In sixth grade I was placed in the honors program at my school. They called us gifted, but I believe it was more along the lines of showing boredom in the classroom so they wanted to push us harder. I appreciate that looking back as it ignited within me a deeper longing to discover more about who I was as a person.
One part of the honors curriculum was preparing to take the PSAT and learning 500 words and their definitions. These were SAT-level words which we had to know multiple definitions for, their correct spelling as well as their use in language. It was an arduous task but one that I thrived in completing. It’s in my genes, having a mother who transcribed for doctors for more than 45 years. I was fascinated with meanings and usages of words.
I learned through that process one word can have an array of meanings, especially in context and usage. For many of us we try to make one word define us entirely, putting us in a box or living into one conformed meaning. In reality our lives, who we are and what we are created to be requires multiple words that have complex definitions and applications.
I used to let the term SINGLE put me in a box. I used to let it define me by how others interpreted it, wrote on it, used it and applied it. Quickly I was living their definition of SINGLE and not my own. I let it tell me that being SINGLE meant I was constantly kept from enjoying life. That I was to commit to long hours at my job. That I was to pine away and be okay with missing out on things because of my marital status.

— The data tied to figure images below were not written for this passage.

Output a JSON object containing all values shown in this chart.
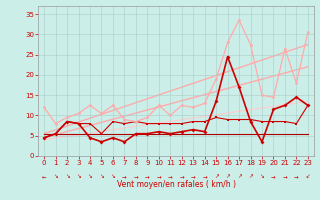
{
  "bg_color": "#cceee8",
  "grid_color": "#aacccc",
  "xlabel": "Vent moyen/en rafales ( km/h )",
  "xlabel_color": "#cc0000",
  "tick_color": "#cc0000",
  "ylabel_ticks": [
    0,
    5,
    10,
    15,
    20,
    25,
    30,
    35
  ],
  "xlabel_ticks": [
    0,
    1,
    2,
    3,
    4,
    5,
    6,
    7,
    8,
    9,
    10,
    11,
    12,
    13,
    14,
    15,
    16,
    17,
    18,
    19,
    20,
    21,
    22,
    23
  ],
  "xlim": [
    -0.5,
    23.5
  ],
  "ylim": [
    0,
    37
  ],
  "trend1": {
    "x": [
      0,
      23
    ],
    "y": [
      5.5,
      27.5
    ],
    "color": "#ffaaaa",
    "lw": 1.0
  },
  "trend2": {
    "x": [
      0,
      23
    ],
    "y": [
      4.5,
      22.0
    ],
    "color": "#ffaaaa",
    "lw": 1.0
  },
  "trend3": {
    "x": [
      0,
      23
    ],
    "y": [
      4.0,
      13.5
    ],
    "color": "#ffcccc",
    "lw": 0.8
  },
  "line_flat": {
    "x": [
      0,
      23
    ],
    "y": [
      5.5,
      5.5
    ],
    "color": "#aa0000",
    "lw": 0.8
  },
  "line_med": {
    "x": [
      0,
      1,
      2,
      3,
      4,
      5,
      6,
      7,
      8,
      9,
      10,
      11,
      12,
      13,
      14,
      15,
      16,
      17,
      18,
      19,
      20,
      21,
      22,
      23
    ],
    "y": [
      4.5,
      5.5,
      8.5,
      8.0,
      8.0,
      5.5,
      8.5,
      8.0,
      8.5,
      8.0,
      8.0,
      8.0,
      8.0,
      8.5,
      8.5,
      9.5,
      9.0,
      9.0,
      9.0,
      8.5,
      8.5,
      8.5,
      8.0,
      12.5
    ],
    "color": "#cc0000",
    "lw": 0.8,
    "marker": "s",
    "ms": 1.8
  },
  "line_strong": {
    "x": [
      0,
      1,
      2,
      3,
      4,
      5,
      6,
      7,
      8,
      9,
      10,
      11,
      12,
      13,
      14,
      15,
      16,
      17,
      18,
      19,
      20,
      21,
      22,
      23
    ],
    "y": [
      4.5,
      5.5,
      8.5,
      8.0,
      4.5,
      3.5,
      4.5,
      3.5,
      5.5,
      5.5,
      6.0,
      5.5,
      6.0,
      6.5,
      6.0,
      13.5,
      24.5,
      17.0,
      8.5,
      3.5,
      11.5,
      12.5,
      14.5,
      12.5
    ],
    "color": "#cc0000",
    "lw": 1.2,
    "marker": "D",
    "ms": 2.0
  },
  "line_gusts": {
    "x": [
      0,
      1,
      2,
      3,
      4,
      5,
      6,
      7,
      8,
      9,
      10,
      11,
      12,
      13,
      14,
      15,
      16,
      17,
      18,
      19,
      20,
      21,
      22,
      23
    ],
    "y": [
      12.0,
      8.0,
      9.5,
      10.5,
      12.5,
      10.5,
      12.5,
      9.0,
      8.5,
      9.5,
      12.5,
      10.0,
      12.5,
      12.0,
      13.0,
      19.0,
      28.0,
      33.5,
      27.5,
      15.0,
      14.5,
      26.5,
      18.0,
      30.5
    ],
    "color": "#ffaaaa",
    "lw": 0.9,
    "marker": "o",
    "ms": 2.0
  },
  "arrow_symbols": [
    "←",
    "↘",
    "↘",
    "↘",
    "↘",
    "↘",
    "↘",
    "→",
    "→",
    "→",
    "→",
    "→",
    "→",
    "→",
    "→",
    "↗",
    "↗",
    "↗",
    "↗",
    "↘",
    "→",
    "→",
    "→",
    "↙"
  ],
  "arrow_color": "#cc0000",
  "figsize": [
    3.2,
    2.0
  ],
  "dpi": 100
}
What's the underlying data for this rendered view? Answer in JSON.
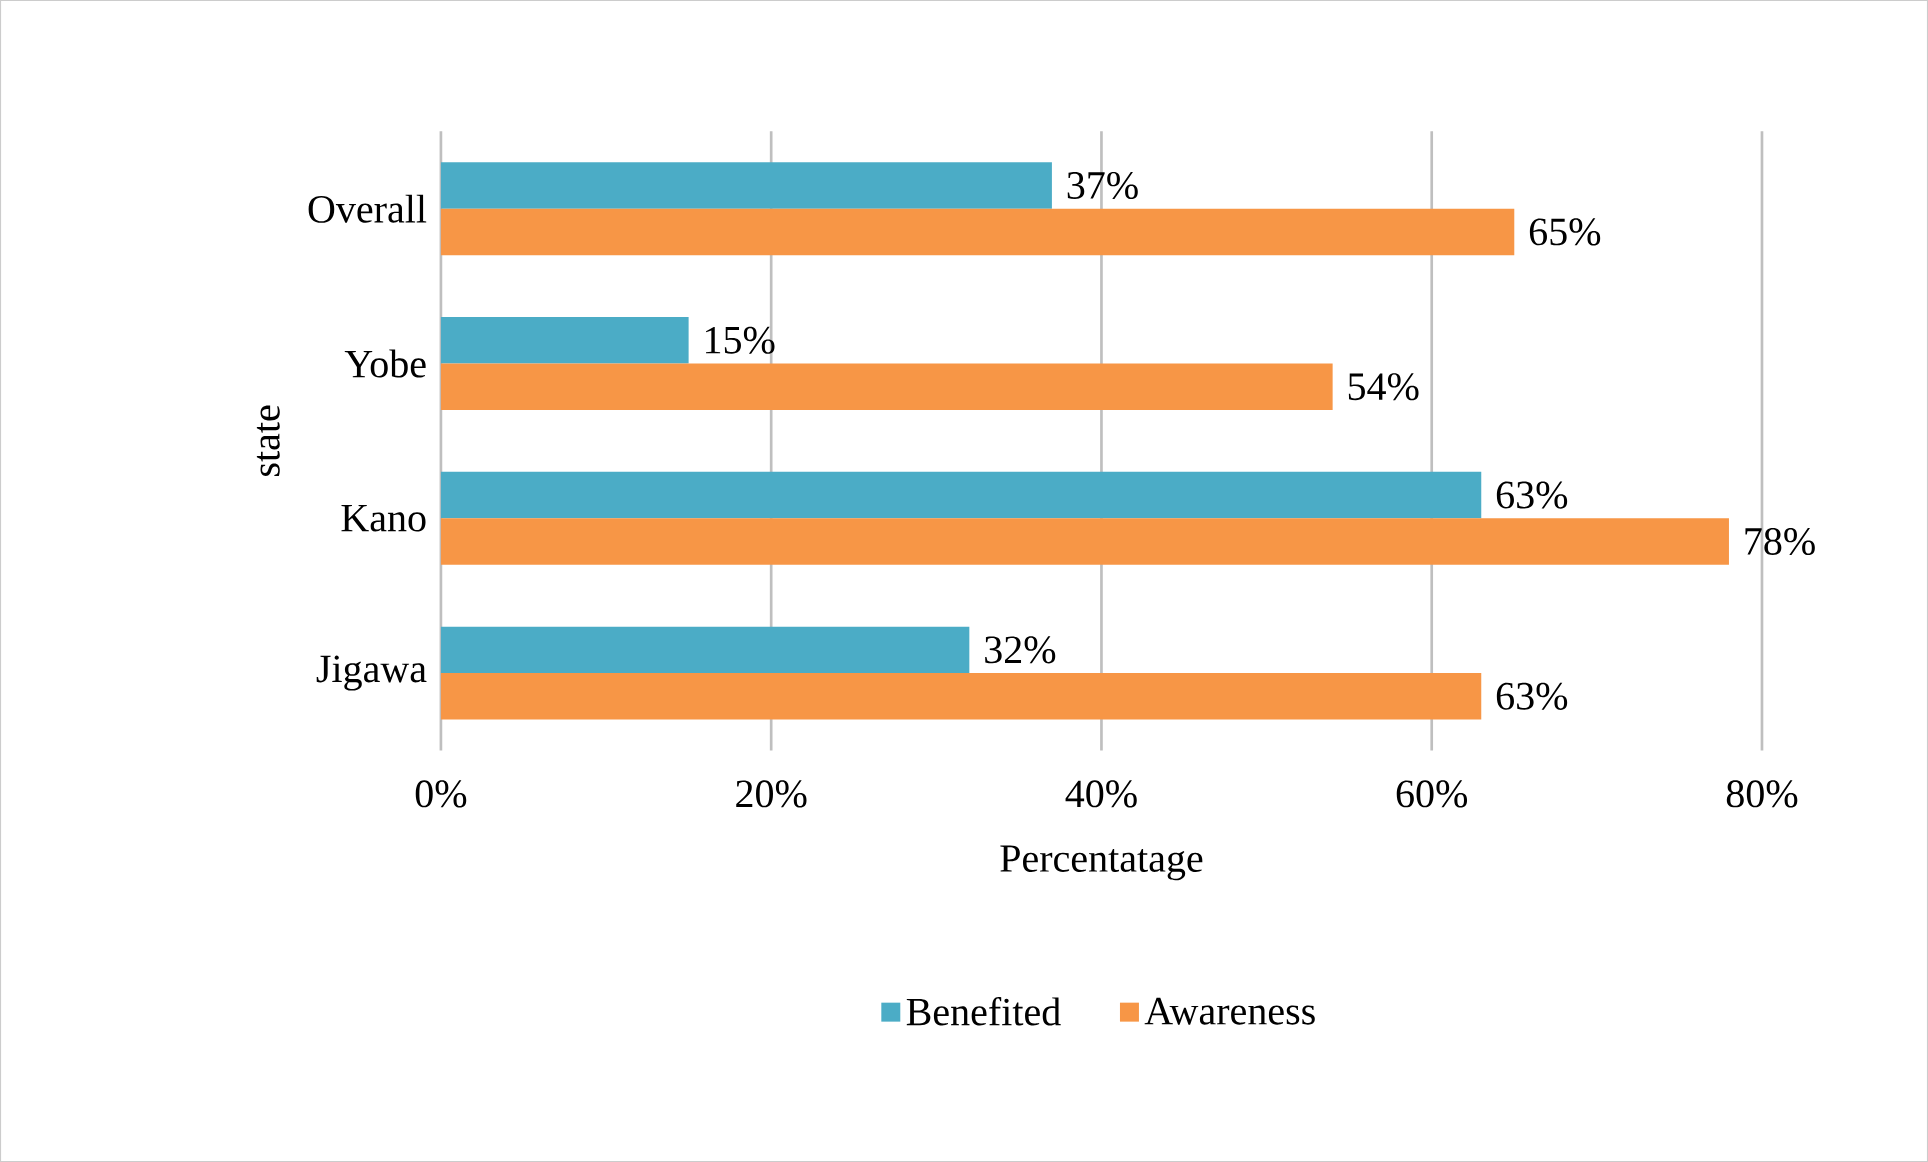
{
  "chart_data": {
    "type": "bar",
    "orientation": "horizontal",
    "xlabel": "Percentatage",
    "ylabel": "state",
    "categories": [
      "Overall",
      "Yobe",
      "Kano",
      "Jigawa"
    ],
    "series": [
      {
        "name": "Benefited",
        "color": "#4bacc6",
        "values": [
          37,
          15,
          63,
          32
        ],
        "value_labels": [
          "37%",
          "15%",
          "63%",
          "32%"
        ]
      },
      {
        "name": "Awareness",
        "color": "#f79646",
        "values": [
          65,
          54,
          78,
          63
        ],
        "value_labels": [
          "65%",
          "54%",
          "78%",
          "63%"
        ]
      }
    ],
    "xlim": [
      0,
      80
    ],
    "xticks": [
      {
        "value": 0,
        "label": "0%"
      },
      {
        "value": 20,
        "label": "20%"
      },
      {
        "value": 40,
        "label": "40%"
      },
      {
        "value": 60,
        "label": "60%"
      },
      {
        "value": 80,
        "label": "80%"
      }
    ],
    "grid": "x",
    "legend": "bottom"
  }
}
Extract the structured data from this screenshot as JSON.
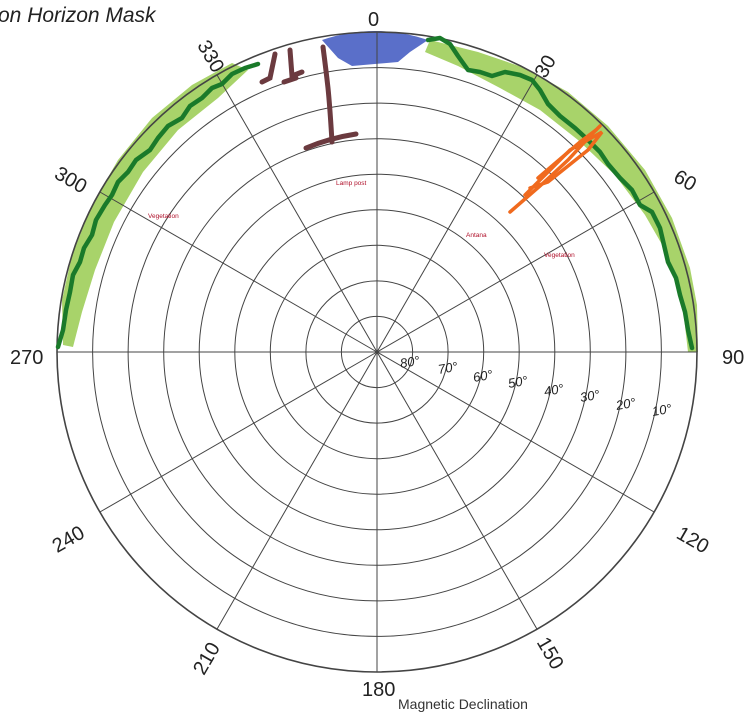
{
  "diagram": {
    "title": "on Horizon Mask",
    "footer": "Magnetic Declination",
    "azimuth_labels": [
      "0",
      "30",
      "60",
      "90",
      "120",
      "150",
      "180",
      "210",
      "240",
      "270",
      "300",
      "330"
    ],
    "elevation_labels": [
      "80°",
      "70°",
      "60°",
      "50°",
      "40°",
      "30°",
      "20°",
      "10°"
    ],
    "obstruction_labels": {
      "lamp_post": "Lamp post",
      "antenna": "Antana",
      "vegetation_left": "Vegetation",
      "vegetation_right": "Vegetation"
    },
    "colors": {
      "horizon_line": "#1a7a2a",
      "vegetation_fill": "#a8d36a",
      "sky_obstruction_blue": "#5a6fc9",
      "lamp_post": "#6b3a3f",
      "antenna": "#f06a1e",
      "grid": "#444444",
      "label_red": "#b0102a"
    },
    "icons": [
      "polar-sun-path-grid-icon"
    ]
  }
}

My marital status does not define me. Not solely. It is in fact way down on the descriptors of who I am, what I am, the person I am living into and desire to be. There’s been a dramatic shift in my perceptions and my living when I stopped allowing others define me (in so many ways beyond just the one I am touching on here). Most importantly I realized that SINGLE isn’t a means of defiance on relationships, nor is it a stigma to be attached to a person, nor is it a binding agent segregating a population of individuals to be “lesser than” others who are not SINGLE.
For me when I now mark SINGLE in boxes the definition is more in tune with the verb form use of the word for me: choosing someone from a group for special treatment. It is not a definition of me. Of the person I am. It is an action. Because for me, and what I hope is true for you too, is that we stop being defined and start defining. We put action to our lives, to our words, to our hearts. We reinvent the definitions that have locked us in, kept us out, or shamed us into a box.
May we start living out what we desire for our lives, what we were created to be…only then can we decide what words define us.